Ich widme diese knappe Darstellung jenen, die mir in Deutschland, Österreich, Slowenien, der Schweiz und Ungarn freundschaftlich fördernd entgegentreten und die es akzeptieren, dass ich meine Sicht der Freimaurerei seit langem beschreibe und ein „heimatloser Bürgerlicher“ bleibe.

Graz und Budapest, im Dezember 2008

Dieter A. Binder

Frühgeschichte
oder
Wie man Freimaurer wird

Im „Goose and Gridiron“ unweit von St. Paul’s Cathedral, einem Wirtshaus der einfachen Leute, trafen am 24. Juni 1717 die Vertreter von vier Logen zusammen, die erstmals eine Großloge, also einen Dachverband für ihre geselligen Zusammenkünfte beschlossen. Diese Männer, wohl zumeist Kleinbürger, pflegten Traditionen aus dem Bauhandwerk, wiewohl viele von ihnen aus anderen Berufen kamen und ihm Umfeld der ersten Großloge keine Steinmetze zu finden waren. Zur Führung dieser „Großloge von London und Westminster“ wählten sie Anthony SAYER, der als Gentleman galt, den Zimmermann Jacob LAMBALL und den Kapitän Joseph ELLIOT. Entscheidend war, dass sich diese neue Organisationsform gesellschaftlich rasch durchzusetzen vermochte.

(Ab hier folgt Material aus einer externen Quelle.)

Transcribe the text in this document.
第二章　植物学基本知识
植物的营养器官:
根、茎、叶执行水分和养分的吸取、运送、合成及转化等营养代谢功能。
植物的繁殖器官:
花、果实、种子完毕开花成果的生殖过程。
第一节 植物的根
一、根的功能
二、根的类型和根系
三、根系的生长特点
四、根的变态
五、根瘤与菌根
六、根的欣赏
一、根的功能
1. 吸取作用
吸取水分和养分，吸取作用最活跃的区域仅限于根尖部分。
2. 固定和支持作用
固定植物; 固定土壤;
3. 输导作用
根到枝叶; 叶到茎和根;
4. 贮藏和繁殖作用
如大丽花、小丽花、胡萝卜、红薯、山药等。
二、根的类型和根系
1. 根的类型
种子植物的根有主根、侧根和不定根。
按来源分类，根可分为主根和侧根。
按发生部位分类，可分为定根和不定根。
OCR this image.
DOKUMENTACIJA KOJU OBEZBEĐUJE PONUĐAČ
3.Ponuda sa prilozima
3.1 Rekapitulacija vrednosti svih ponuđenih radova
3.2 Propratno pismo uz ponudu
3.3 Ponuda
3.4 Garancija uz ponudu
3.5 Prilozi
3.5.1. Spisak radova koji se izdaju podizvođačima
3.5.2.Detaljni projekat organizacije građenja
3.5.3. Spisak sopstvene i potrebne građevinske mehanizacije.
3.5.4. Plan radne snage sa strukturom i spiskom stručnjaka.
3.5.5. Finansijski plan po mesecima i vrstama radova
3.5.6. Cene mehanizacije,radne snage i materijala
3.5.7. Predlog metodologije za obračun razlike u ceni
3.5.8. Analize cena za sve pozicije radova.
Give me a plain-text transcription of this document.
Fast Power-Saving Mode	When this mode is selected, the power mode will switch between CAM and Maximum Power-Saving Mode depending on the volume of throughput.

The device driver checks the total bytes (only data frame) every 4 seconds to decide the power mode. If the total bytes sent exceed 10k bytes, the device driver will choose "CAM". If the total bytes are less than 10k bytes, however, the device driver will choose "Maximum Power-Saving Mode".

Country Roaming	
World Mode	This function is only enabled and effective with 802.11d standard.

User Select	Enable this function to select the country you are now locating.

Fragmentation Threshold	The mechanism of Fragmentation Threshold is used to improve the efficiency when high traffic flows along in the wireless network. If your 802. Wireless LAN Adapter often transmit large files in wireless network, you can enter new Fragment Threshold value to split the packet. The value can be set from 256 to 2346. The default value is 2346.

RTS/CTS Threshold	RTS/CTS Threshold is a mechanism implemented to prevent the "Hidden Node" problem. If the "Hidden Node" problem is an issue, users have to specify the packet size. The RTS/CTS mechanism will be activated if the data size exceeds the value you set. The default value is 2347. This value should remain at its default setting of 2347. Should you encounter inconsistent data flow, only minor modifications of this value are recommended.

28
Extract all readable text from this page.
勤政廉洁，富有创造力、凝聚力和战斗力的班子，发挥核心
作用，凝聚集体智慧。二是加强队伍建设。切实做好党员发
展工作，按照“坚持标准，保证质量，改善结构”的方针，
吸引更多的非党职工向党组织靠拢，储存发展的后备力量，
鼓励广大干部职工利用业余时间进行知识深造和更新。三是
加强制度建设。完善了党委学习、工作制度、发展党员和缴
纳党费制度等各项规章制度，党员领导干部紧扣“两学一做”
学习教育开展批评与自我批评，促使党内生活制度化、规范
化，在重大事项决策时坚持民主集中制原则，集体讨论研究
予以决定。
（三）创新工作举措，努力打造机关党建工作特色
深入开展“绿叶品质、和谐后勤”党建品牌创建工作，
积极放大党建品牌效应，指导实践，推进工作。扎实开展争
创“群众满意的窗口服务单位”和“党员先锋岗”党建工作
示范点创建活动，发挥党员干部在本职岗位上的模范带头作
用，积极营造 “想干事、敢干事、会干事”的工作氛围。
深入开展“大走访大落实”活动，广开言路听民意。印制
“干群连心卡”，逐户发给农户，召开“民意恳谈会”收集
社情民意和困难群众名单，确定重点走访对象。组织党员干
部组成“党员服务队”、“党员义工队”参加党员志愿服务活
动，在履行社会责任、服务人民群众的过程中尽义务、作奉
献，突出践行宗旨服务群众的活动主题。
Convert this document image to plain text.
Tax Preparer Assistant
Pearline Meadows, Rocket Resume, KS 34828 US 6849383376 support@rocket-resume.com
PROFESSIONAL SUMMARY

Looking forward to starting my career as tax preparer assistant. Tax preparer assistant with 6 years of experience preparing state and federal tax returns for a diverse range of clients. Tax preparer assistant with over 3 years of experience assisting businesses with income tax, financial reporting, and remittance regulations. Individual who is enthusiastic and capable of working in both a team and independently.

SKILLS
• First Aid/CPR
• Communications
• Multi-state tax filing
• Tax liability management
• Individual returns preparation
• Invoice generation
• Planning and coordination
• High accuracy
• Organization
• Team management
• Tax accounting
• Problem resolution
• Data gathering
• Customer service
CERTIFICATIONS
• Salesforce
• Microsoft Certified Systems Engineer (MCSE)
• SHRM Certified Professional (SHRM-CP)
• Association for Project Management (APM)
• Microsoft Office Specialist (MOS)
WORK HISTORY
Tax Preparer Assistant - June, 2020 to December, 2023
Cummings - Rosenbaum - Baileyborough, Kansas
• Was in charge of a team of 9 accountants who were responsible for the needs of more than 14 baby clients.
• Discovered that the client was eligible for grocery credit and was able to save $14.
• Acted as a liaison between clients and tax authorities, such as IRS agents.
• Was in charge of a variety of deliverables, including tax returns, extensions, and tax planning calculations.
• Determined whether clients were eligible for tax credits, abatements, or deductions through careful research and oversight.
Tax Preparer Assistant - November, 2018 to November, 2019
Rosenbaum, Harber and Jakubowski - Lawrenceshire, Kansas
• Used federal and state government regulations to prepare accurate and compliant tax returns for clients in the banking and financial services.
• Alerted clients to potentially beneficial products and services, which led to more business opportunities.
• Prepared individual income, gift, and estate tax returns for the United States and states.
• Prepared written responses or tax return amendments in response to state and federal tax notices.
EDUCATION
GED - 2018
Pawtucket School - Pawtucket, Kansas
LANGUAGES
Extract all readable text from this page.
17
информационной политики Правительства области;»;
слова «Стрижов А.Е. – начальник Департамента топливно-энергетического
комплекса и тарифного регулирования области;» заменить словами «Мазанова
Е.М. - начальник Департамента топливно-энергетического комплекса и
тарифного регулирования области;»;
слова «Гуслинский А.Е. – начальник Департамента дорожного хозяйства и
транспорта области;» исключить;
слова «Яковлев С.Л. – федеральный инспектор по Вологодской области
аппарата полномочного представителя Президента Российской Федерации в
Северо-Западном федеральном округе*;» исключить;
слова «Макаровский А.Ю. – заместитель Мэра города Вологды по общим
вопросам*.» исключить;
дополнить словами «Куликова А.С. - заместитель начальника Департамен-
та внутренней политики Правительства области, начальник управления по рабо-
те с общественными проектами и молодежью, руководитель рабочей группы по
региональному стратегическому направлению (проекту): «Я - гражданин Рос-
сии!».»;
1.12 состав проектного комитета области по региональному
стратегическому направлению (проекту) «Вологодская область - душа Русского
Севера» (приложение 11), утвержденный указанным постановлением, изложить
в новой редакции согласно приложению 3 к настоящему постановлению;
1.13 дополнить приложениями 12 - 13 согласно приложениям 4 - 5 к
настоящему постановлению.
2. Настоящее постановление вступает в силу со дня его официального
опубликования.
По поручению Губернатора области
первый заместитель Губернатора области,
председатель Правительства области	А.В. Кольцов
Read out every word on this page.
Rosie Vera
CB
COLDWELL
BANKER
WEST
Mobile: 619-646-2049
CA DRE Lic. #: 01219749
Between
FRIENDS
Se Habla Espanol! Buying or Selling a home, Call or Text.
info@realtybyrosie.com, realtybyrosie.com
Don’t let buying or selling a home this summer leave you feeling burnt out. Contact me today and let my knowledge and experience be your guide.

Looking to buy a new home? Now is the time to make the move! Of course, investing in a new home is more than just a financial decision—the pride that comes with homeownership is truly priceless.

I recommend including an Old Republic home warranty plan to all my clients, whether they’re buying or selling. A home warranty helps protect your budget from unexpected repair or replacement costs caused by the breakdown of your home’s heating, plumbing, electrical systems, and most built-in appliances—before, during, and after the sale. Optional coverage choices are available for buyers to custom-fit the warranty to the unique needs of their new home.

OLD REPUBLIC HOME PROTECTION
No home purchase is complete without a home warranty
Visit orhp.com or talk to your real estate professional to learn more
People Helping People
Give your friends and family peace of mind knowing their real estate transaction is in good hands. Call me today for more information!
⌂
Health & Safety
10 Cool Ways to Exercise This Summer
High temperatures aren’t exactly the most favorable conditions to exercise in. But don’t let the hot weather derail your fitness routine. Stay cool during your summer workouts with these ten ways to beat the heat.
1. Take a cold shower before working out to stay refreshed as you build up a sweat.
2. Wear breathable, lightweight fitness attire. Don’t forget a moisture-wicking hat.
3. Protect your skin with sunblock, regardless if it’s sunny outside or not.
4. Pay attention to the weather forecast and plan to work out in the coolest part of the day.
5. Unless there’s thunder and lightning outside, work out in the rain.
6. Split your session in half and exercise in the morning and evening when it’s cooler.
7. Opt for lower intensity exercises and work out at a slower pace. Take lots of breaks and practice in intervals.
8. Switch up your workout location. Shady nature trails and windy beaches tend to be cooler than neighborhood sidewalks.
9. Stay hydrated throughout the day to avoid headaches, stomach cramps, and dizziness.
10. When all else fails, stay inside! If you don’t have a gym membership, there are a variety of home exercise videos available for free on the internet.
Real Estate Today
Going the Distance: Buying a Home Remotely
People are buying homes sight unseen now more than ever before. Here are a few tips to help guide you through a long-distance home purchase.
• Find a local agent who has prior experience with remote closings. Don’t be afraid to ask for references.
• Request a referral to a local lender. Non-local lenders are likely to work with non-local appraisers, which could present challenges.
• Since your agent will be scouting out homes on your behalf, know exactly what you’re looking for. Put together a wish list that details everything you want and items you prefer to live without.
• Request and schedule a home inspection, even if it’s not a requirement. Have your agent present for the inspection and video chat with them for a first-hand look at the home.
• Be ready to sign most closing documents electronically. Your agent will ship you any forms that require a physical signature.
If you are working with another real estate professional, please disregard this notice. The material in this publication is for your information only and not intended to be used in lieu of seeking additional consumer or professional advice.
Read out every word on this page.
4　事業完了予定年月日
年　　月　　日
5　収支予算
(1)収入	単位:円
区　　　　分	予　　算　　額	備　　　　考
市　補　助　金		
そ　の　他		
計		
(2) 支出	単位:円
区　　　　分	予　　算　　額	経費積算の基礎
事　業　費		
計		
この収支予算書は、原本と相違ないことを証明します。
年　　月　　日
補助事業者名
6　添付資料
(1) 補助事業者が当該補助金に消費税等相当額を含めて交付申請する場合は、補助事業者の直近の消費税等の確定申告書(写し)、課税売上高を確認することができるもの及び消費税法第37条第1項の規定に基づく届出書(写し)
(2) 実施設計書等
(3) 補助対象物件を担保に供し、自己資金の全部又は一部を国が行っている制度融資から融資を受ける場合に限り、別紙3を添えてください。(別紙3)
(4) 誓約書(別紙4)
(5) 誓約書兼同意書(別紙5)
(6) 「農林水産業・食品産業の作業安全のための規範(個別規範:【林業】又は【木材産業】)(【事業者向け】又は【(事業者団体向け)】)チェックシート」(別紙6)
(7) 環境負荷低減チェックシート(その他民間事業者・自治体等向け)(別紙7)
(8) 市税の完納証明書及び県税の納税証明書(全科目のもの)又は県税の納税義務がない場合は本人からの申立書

Zunächst versammelten sich einfache Bürger und pflegten eine rituell geregelte Geselligkeit. Als 1719 der 1683 in La Rochelle geborene und nach der Aufhebung des Ediktes von Nantes nach England emigrierte John Theophilus DESAGULIERS (gest. 1744) zum dritten Großmeister gewählt wurde, veränderte sich das soziale Spektrum schlagartig. Aus dem Zusammenschluss eher kleinbürgerlicher Leute wurde ein „gesellschaftliches Ereignis“. Schon 1721 wurde John Duke of MONTAGU (1690-1749) Großmeister einer Großloge mit 16 Logen, 1725 zählte man 52, 1732 bereits 109 Logen. James ANDERSON (um 1680-1739), der 1723 die „Alten Pflichten“, das freimaurerische Grundgesetz, formulierte, schuf in enger Zusammenarbeit mit DESAGULIERS die bis heute gültigen Grundregeln der Freimaurerei. Diese nahmen trotz des Zustroms aus der aristokratischen Welt und aus den Herrscherhäusern – 1731 wurde FRANZ STEPHAN von LOTHRINGEN (1708-1765),7 1737 Frederick Prince of WALES (1707-1751), 1738 FRIEDRICH von PREUSSEN (1712-1786) aufgenommen – die Überwindung der ständisch strukturierten Gesellschaft vorweg. Gleichzeitig aber etablierten diese Aufnahmen vielfach die enge Bindung einzelner Großlogen an das jeweilige Herrscherhaus, die in Skandinavien bis in die jüngste Vergangenheit, in England bis in die Gegenwart anhielt.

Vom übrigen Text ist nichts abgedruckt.